We discussed how just want a friendly walk home, as opposed to walking by himself or herself, or having to walk with reluctant volunteers. I learned that these volunteers accomplish more than many suspect behind the scenes, including their partnership with the Special Constable Service to do “red flag sweeps” throughout the night, assuring the school is as safe as possible with all buildings locked. People need to understand these volunteers are doing more than just walking you home after a party.

Although it seems like a positive service, the popular page, “Spotted at Laurier Brantford” on Facebook has given the service an anonymous run for its money. People have been known to treat Foot Patrol as their personal taxi service, which isn’t its mandate at all. Students tend to abuse the system of foot patrol and when I questioned a Foot Patrol executive about it, he said, “We are here to get you home safely from a school building, we’re not here to take you shopping, take you to the movies, take you for dinner, we have one van, some students abuse the system, and some students expect us to be there for their leisure time”.  Although it may seem frustrating to some students that Foot Patrol is not a taxi service, it is an extreme frustration for Foot Patrol volunteers when students don’t understand the actual services that they provide. The service is only made available for students who are travelling from home to campus, or vice-versa, or if students hold a job in Brantford, the drive team will be available to pick students up and give them a ride home. To me, the volunteers can’t just agree to walk students home and stop there, there should be a feeling of warmth with conversation, a belief shared by Foot Patrol executives such as Ben Howard.
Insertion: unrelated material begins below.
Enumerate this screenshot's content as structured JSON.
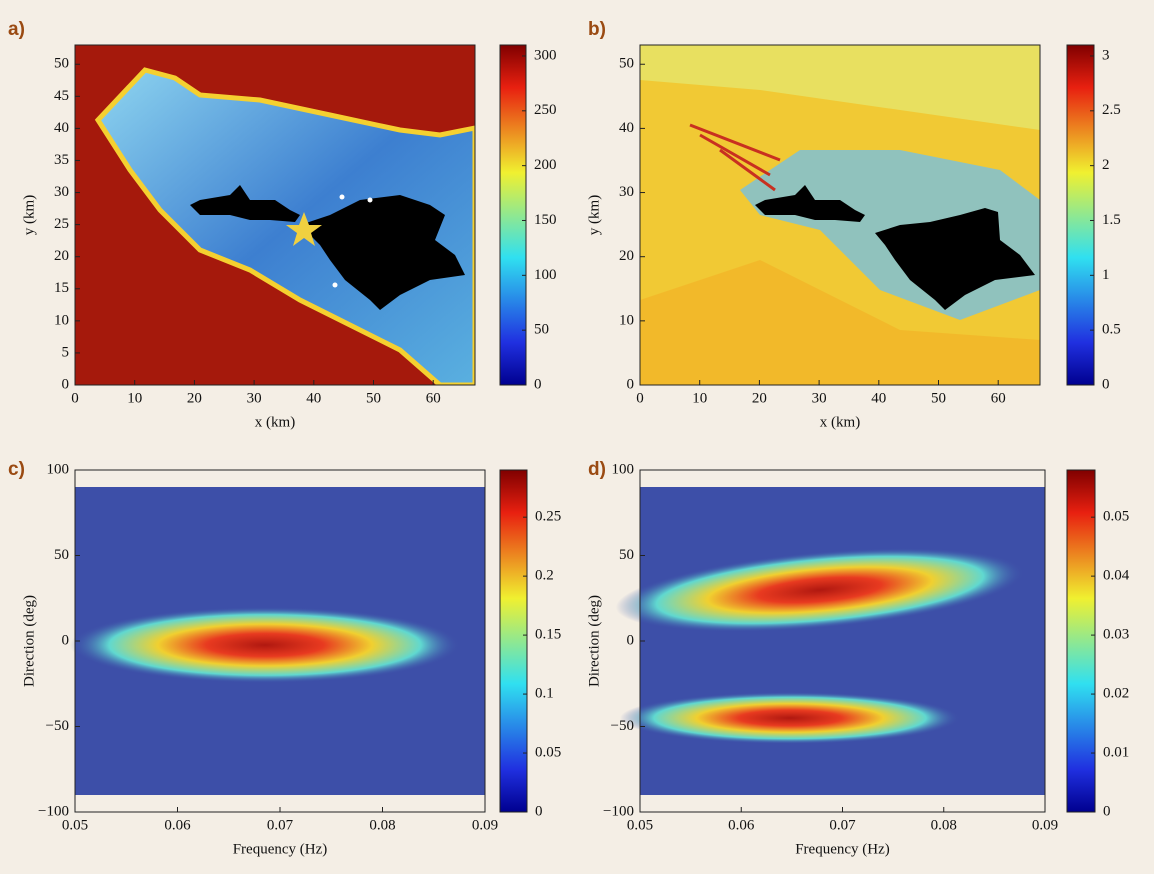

General volunteers and program executives alike share my view. If you have a problem with the service, speak to them directly or join so you can hope to bring upon the changes you want to see. For now, and for the foreseeable future, this service is here to help you within their mandate, not yours.

I see Foot Patrol as a valuable service; it’s not something that should be treated as your personal limo. They do their best to get everyone home and they take time out of their night to do so. It’s not fair that students blame Foot Patrol for their services, if you get somewhere out of reach in Brantford leisurely, take it into your own responsibility to get home. Think before you speak, or at least speak with your name present and not behind a wall of anonymity.